Do you want to build skills and capabilities?
Do you want to develop soft skills and qualities that would help your growth in your role or improve your people management or leadership abilities?
Do you need guidance and management through challenging situations or complex issues?
Do you need a sounding board?
How much time and money are you prepared to invest?

Once you’ve defined your needs, it will be easier to identify the type of guidance that will benefit you most:

Unofficial (informal) mentor: This person can be a great sounding board, someone who can provide advice and guidance, share relevant experiences, and introduce you to other people who could be great resources for you.
Professional (formal) mentor: An organized program with a structure helps keep you focused on the key developmental areas you’ve defined. This is tremendously helpful if you’re not sure which questions to ask or how to maximize the benefit from a mentorship.
Business coach: You will focus on larger and more complex issues and topics, benefit from a great sounding board, and you’ll receive very honest feedback. A good coach will identify things you may not see and push you in unexpected ways. Enter with an open mind!

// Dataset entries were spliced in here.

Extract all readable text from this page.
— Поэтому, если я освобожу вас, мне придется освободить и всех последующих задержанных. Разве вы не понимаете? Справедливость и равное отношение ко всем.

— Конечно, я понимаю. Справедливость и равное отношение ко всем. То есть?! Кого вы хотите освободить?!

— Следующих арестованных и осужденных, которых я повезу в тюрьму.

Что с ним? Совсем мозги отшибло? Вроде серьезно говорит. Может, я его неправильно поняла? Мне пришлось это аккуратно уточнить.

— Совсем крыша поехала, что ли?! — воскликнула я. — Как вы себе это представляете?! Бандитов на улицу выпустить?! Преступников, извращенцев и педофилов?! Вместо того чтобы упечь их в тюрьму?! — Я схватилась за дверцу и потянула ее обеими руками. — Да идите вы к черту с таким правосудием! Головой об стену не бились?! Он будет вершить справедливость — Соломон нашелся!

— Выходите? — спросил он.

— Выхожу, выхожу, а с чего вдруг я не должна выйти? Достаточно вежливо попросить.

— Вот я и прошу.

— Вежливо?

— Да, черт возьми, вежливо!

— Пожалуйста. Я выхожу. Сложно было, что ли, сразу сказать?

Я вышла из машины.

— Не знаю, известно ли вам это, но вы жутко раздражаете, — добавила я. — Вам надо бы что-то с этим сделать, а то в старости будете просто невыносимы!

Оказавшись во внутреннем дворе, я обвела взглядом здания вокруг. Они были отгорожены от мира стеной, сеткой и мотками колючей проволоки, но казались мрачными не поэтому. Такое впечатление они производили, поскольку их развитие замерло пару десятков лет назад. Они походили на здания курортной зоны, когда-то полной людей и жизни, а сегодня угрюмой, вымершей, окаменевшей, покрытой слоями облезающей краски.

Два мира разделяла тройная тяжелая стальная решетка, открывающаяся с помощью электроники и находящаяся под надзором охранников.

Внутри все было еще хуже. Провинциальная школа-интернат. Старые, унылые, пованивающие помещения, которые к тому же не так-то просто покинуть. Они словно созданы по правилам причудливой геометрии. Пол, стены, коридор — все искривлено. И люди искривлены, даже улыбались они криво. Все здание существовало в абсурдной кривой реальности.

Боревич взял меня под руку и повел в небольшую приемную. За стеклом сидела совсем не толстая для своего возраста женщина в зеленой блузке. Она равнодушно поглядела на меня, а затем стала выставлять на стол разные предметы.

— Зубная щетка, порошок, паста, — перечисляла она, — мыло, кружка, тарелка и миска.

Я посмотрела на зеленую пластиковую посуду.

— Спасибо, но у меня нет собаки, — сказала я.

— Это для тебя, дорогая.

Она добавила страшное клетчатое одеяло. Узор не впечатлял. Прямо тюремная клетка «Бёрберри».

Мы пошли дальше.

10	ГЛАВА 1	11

In the end, my advice to anyone considering a mentor or coach:

Invest the time to prepare your self-assessment. These relationships are most valuable when you are aware of your strengths, weaknesses, and goals.
Find the right mentor or coach. If you find yourself working with someone who’s not the right fit, don’t be discouraged, learn from it, and keep looking.
Enter the relationship with an open mind and a commitment to learn and grow.

If a mentor/coach relationship is new to you, I think you’ll find these experiences can have a tremendously positive impact on your professional life and, like me, you may be surprised by the intangible benefits.

MOVING FROM MENTEE TO MENTOR

Are you a mentor or interested in becoming one? If you’re not sure, don’t dismiss the idea. This relationship can benefit your company, help build the next generation of great employees, and is highly rewarding.